Contemporary Affairs

  • Lane Windham, “‘A Sense of Possibility and a Belief in Collective Power’: A Labor Strategy Talk with Karen Nussbaum

    Historian and former union organizer Lane Windham sits down with longtime labor activist and leader Karen Nussbaum to discuss the promises and challenges in today’s worker’s movement through the lens of Nussbaum’s own life. In 1973, Nussbaum cofounded 9to5, a groundbreaking women office workers’ group, and now directs Working America, a community-based AFL-CIO group for working people who do not have a union, founded in 2003. Windham paints Nussbaum as a foremother of contemporary “alt-labor,” labor groups like Working America that are not based in traditional collective bargaining. Nussbaum and her 9to5 cofounders rode the momentum of the women’s movement in the 1970s just as workers’ organizations today build from the immigration, sustainable food, and global justice movements. Highlights of the article include Nussbaum’s motivations for founding Working America, her thoughts on labor’s future, and a discussion of strategies necessary for a potent new workers’ movement.

Articles

  • Eric Larson,”Ode to the American Century: Ambivalent Americanism and the Founding of the Jobs with Justice Coalition

    This article examines the founding of Jobs with Justice, one of the most influential union-community coalitions of the post–New Deal order. More than two decades before the Occupy movement mobilized scorn against the “1 percent,” Jobs with Justice convened its coalitions by directing popular ire toward the “corporate robber barons.” While its anticorporate vision propelled its efforts to advance union struggle “beyond the ruins” of the Reagan era and early neoliberal reforms, it also overlapped with the populist contours of the ascendant New Right. By marshaling the moral weight of family, community, and Middle America, the coalition’s vision of class and nation—through what the article terms its “ambivalent Americanism”—both animated and blurred the antagonism between workers and robber barons that the coalition so energetically developed.
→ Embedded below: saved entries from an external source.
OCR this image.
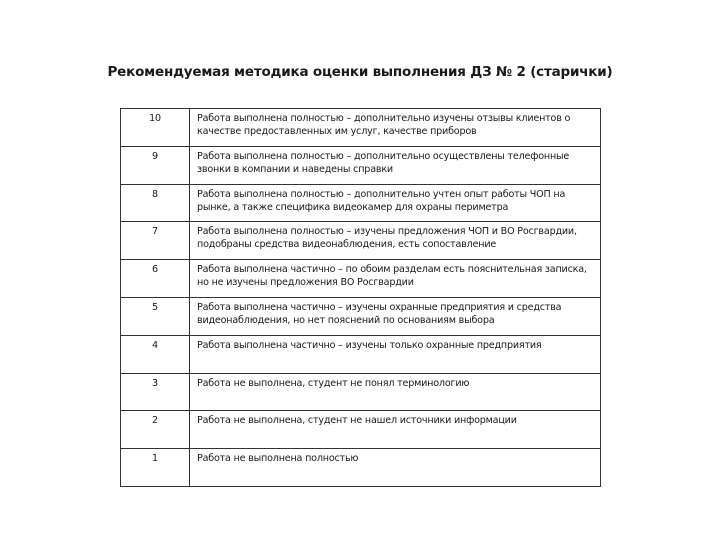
Рекомендуемая методика оценки выполнения ДЗ № 2 (старички)
10	Работа выполнена полностью – дополнительно изучены отзывы клиентов о качестве предоставленных им услуг, качестве приборов
9	Работа выполнена полностью – дополнительно осуществлены телефонные звонки в компании и наведены справки
8	Работа выполнена полностью – дополнительно учтен опыт работы ЧОП на рынке, а также специфика видеокамер для охраны периметра
7	Работа выполнена полностью – изучены предложения ЧОП и ВО Росгвардии, подобраны средства видеонаблюдения, есть сопоставление
6	Работа выполнена частично – по обоим разделам есть пояснительная записка, но не изучены предложения ВО Росгвардии
5	Работа выполнена частично – изучены охранные предприятия и средства видеонаблюдения, но нет пояснений по основаниям выбора
4	Работа выполнена частично – изучены только охранные предприятия
3	Работа не выполнена, студент не понял терминологию
2	Работа не выполнена, студент не нашел источники информации
1	Работа не выполнена полностью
  • Timothy J. Minchin, “Together We Shall Be Heard: Exploring the 1981 “Solidarity Day” Mass March

    This article provides the first detailed examination of the “Solidarity Day” march, which was held on September 19, 1981, in Washington, DC. Well funded and well organized, Solidarity Day was a mass protest against President Reagan’s policies, particularly his cuts to social programs. Although the march was initiated by the AFL-CIO, participants came from 250 organizations, including 100 unions and a variety of civil rights, religious, and civic groups. Despite an impressive turnout of at least 260,000 people, Solidarity Day has received little scholarly attention. Drawing on unutilized archival records, this article argues that Solidarity Day was a protest that deserves more scholarly—and public—recognition. Solidarity Day showed that the AFL-CIO, which has often been viewed as bureaucratic and conservative, could mobilize mass street protests. It also boosted the morale of many union members, helped to strengthen the leadership of AFL-CIO president Lane Kirkland, and set the precedent for a different kind of AFL-CIO, one that was much more connected to its members. While Kirkland proved unable—or unwilling—to fundamentally reorient the AFL-CIO toward grassroots activism, these ideas were ultimately carried through by John Sweeney, a reformer who won the federation’s presidency in 1995.